AYER -- Following weeks of negotiations over the town's commuter-rail access dilemma, selectmen have voted to appoint an advisory committee to help with the process.

The group's resolution, sent in an email to the town administrator by resident Harry Zane, is to serve as a "conduit between the BOS, the residents of Ayer and the commuter to provide updates on the status of the project, upcoming deadlines and designs under discussion." The new advisory committee will consist of three volunteer residents.

Residents helped develop a design for the project as part of a parking task force and charette in 2007, the resolution states, but many in the community fear the results of that work are not being considered.

The resolution also argues that residents who have worked to secure funding for the new parking facility "suffer from a lack of transparency and critical updates on the project."

The plans for the parking plan are on hold while the Massachusetts Bay Transportation Authority and private-property owner Phil Berry work out an accessible pedestrian path from the planned parking lot to the commuter-rail station.

Citizens took action when an informal group called the Ayer Rail Station Advocates sent a petition to the MBTA and Massachusetts Department of Transportation Secretary and Chief Executive Officer Richard Davey, urging them to "take prompt action."

Zane explained to selectmen that the idea for an appointed group came from state Sen.
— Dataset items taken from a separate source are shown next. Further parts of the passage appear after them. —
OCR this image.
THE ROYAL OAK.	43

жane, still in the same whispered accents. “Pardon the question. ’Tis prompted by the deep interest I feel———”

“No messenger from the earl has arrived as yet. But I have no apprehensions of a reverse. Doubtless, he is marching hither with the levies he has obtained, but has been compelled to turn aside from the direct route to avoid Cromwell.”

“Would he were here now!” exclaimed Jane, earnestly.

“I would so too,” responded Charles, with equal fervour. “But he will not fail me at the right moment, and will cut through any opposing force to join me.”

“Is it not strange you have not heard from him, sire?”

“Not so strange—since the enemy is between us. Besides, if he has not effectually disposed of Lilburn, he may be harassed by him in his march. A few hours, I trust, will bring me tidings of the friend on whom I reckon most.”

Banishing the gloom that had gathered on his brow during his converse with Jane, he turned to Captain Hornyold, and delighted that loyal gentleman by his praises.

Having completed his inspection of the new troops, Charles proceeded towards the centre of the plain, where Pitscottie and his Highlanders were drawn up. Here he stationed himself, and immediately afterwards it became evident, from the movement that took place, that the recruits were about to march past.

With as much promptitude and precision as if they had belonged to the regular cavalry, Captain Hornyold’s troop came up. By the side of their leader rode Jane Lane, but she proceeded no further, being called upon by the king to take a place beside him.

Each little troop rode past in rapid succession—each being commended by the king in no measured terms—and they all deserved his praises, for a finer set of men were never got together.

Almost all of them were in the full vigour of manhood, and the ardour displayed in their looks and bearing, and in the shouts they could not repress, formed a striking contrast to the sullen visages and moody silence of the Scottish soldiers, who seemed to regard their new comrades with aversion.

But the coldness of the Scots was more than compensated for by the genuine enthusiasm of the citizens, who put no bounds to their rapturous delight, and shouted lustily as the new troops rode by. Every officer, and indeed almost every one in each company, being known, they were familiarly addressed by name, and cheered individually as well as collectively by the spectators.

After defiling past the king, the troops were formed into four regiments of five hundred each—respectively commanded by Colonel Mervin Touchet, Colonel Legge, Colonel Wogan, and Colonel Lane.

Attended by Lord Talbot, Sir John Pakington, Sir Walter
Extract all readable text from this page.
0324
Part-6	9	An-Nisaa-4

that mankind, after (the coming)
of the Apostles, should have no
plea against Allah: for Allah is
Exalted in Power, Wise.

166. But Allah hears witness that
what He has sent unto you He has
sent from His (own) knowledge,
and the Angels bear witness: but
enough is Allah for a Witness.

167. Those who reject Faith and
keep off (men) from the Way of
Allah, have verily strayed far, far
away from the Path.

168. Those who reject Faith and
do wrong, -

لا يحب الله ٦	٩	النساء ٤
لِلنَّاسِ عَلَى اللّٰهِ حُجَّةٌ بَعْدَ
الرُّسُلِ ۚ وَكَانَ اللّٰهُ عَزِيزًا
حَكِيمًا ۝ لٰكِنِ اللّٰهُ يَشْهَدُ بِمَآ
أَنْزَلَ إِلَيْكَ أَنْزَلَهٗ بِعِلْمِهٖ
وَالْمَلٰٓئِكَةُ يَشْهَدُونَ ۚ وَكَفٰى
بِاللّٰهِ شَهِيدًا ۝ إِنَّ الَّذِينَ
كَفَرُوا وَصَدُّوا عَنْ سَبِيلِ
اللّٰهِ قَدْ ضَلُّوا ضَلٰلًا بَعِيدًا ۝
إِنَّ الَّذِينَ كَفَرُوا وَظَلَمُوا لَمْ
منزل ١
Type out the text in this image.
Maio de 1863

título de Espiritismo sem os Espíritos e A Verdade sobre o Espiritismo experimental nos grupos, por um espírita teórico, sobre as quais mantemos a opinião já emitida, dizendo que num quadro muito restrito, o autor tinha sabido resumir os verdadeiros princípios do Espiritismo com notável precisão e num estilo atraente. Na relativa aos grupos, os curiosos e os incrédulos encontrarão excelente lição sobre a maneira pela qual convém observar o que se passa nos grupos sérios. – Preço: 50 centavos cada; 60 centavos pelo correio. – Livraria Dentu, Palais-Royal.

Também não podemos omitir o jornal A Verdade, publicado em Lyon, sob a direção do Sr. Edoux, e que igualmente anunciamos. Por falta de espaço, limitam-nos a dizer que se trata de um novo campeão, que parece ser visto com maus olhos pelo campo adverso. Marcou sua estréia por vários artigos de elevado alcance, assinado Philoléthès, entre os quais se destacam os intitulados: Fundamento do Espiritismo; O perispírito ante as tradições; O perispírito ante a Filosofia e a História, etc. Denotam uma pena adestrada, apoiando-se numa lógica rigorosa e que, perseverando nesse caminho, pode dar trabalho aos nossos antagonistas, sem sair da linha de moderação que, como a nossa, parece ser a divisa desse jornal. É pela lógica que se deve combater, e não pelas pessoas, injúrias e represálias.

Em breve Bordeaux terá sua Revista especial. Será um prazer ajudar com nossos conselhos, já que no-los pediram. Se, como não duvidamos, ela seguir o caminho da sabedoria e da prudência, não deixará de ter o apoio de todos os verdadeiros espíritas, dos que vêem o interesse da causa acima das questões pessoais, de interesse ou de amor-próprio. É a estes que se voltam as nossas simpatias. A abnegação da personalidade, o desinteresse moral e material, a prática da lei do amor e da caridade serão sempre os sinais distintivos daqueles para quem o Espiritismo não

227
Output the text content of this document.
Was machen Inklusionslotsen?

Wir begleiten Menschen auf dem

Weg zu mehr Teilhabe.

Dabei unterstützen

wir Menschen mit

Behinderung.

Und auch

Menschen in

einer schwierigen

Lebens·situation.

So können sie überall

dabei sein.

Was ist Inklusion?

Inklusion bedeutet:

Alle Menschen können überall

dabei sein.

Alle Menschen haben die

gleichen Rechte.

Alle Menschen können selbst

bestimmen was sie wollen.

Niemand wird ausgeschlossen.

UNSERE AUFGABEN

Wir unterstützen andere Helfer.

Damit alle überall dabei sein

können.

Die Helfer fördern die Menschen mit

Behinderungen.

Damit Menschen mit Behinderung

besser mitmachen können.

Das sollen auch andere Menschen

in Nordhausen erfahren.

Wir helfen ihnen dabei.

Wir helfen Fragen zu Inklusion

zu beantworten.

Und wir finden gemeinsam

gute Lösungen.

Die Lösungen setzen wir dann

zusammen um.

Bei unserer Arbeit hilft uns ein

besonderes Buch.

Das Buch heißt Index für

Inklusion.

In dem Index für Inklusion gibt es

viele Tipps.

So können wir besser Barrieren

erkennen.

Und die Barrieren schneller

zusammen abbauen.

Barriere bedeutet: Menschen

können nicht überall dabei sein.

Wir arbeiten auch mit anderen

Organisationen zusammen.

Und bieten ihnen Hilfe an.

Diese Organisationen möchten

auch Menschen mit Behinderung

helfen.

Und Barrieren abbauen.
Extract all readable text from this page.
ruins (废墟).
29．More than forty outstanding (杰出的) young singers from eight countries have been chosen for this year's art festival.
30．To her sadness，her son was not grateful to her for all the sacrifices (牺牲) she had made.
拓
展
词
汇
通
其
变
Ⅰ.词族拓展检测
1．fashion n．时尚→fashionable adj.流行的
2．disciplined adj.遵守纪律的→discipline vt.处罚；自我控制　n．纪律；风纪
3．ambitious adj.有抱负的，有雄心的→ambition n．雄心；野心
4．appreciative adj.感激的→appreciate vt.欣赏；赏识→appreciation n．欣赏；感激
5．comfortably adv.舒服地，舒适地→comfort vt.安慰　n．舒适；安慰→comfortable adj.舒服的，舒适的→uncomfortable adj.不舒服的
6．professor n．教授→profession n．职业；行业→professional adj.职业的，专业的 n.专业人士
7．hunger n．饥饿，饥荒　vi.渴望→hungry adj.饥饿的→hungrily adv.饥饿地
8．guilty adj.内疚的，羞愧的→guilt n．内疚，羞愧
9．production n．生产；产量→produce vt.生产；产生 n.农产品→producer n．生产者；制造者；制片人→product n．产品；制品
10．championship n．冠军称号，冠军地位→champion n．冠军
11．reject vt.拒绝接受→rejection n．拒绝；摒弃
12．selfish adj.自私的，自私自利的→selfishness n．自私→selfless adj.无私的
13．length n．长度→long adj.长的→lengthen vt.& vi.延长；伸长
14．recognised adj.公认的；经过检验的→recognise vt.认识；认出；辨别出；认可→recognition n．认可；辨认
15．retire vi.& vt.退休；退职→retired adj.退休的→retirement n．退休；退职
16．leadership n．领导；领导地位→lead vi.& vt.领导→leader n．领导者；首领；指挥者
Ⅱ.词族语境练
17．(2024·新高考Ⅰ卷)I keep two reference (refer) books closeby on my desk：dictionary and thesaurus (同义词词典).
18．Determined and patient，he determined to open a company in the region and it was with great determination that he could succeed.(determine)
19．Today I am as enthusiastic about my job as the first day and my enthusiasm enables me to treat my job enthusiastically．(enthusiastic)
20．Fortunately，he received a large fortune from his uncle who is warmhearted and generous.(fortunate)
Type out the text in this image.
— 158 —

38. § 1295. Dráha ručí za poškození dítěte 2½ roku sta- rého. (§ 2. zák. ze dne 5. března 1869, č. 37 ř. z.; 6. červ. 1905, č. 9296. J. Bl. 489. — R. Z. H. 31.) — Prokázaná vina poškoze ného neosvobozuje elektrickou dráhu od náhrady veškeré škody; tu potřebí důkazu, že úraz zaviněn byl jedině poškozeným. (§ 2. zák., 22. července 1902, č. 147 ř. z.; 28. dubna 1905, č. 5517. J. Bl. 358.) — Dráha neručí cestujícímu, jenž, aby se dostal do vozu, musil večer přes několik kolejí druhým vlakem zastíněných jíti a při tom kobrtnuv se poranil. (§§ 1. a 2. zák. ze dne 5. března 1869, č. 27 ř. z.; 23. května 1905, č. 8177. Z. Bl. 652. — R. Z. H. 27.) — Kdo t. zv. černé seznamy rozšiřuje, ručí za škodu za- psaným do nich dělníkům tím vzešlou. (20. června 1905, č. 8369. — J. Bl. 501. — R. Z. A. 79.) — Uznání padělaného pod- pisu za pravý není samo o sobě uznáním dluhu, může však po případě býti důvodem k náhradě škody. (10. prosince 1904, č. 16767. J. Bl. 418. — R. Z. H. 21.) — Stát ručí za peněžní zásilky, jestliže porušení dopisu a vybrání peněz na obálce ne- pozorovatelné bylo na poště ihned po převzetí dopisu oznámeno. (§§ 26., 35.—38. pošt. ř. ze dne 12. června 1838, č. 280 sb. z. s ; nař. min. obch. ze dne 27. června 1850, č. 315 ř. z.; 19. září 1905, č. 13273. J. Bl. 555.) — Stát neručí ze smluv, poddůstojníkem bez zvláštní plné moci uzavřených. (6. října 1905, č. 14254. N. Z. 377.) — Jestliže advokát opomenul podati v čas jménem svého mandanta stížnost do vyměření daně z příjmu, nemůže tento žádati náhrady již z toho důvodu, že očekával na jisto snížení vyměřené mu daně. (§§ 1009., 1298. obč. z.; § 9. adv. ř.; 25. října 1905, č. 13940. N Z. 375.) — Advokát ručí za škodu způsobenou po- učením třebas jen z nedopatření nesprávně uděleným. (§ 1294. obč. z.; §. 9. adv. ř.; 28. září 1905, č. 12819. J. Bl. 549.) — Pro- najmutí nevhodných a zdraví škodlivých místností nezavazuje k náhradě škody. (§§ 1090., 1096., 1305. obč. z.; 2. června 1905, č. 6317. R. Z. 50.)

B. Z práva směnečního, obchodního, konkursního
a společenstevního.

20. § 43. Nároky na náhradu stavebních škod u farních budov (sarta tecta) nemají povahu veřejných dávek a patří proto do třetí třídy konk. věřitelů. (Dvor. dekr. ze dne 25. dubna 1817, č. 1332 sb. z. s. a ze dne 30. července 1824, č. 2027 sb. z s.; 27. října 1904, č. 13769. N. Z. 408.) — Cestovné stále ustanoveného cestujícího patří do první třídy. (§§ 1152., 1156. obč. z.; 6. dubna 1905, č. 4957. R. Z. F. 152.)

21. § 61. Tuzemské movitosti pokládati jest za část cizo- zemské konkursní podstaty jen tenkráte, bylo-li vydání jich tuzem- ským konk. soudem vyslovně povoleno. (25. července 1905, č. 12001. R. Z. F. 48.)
Jamie Eldridge and a group that was formed in Acton to respond to similar issues.

Selectman Chairman Christopher Hillman said the group is a great idea.

"The dial's been turned up to about 12 on this recently, and I think this is perfect timing," he said.

The MBTA caught some heat at the last selectmen's meeting for not attending a meeting with representatives from U.S. Rep. Niki Tsongas and other parties to discuss the matter.

But MBTA spokesman Joe Pesaturo later said in an email the MBTA was not invited.

Devens Wastewater Agreement

Selectmen hit a roadblock in attempts to renegotiate a wastewater agreement with MassDevelopment. The agreement that extends through 2021 allows Ayer to dispose of 0.80 million gallons of wastewater per day at the Devens treatment plant.

In an April letter to MassDevelopment CEO Marty Jones, Town Administrator Robert Pontbriand said the town would like to reduce the overall capacity, for which the town is charged a certain rate. He also asked for the contract to not include a minimum flow, and instead charge the town based on actual flow.

Reporting to selectmen, Department of Public Works Superintendent Mark Wetzel said that MassDevelopment claimed they approached the town in 2006 and asked if Ayer wanted to sell back any of its reserve capacity.

"At that time the town said no," Wetzel said.

Pontbriand noted that at this point, there are no official documents in the selectmen's office that indicate there was an official discussion or action on the matter.

George Ramirez, executive vice president of Devens operations at MassDevelopment, also wrote in a letter to Pontbriand that Ayer's requests would increase Shirley's cost by $13,828 and increase costs for the Massachusetts Correctional Institution in Shirley by $28,534.

"Unfortunately...the financial impact to not only MDFA (Massachusetts Development Finance Agency) but also to our customers including the Town of Shirley and MCI-Shirley would be too great to consider the request at this time," read the letter, obtained from the selectmen's office after the meeting.

The letter explains that since Ayer's then-DPW superintendent Mike Madigan decided not to reduce its capacity, MDFA paid $6.75 million to upgrade the wastewater plant to make room for Bristol Myers-Squibb.

Pontbriand said MassDevelopment's assertion has been referred to town counsel, which is looking at the original 2001 contract between the town and MassDevelopment. The contract, Pontbriand said, is not well written.

"There are no legal mechanisms to trigger openings for renegotiation," he said. "And really, as the superintendent and I have discussed as well as others, we lack a chip in the game as far as the contract is concerned."

Old Groton Road

Wetzel told selectmen that the DPW is starting to work on both ends of Old Groton Road, writing in a memo that there will be some minor stormwater improvements near both Washington Street and Pleasant Street.

But he said he is waiting for town counsel's opinion on whether the road is private before doing any further work on the actual road. If the road is owned by abutters, he explained, it's illegal for the town to spend money to do work on the road.

"As far as doing other work up there, I think number one, we need to get a ruling from town counsel, and number two, we need to go up and figure out where the boundaries are," he said.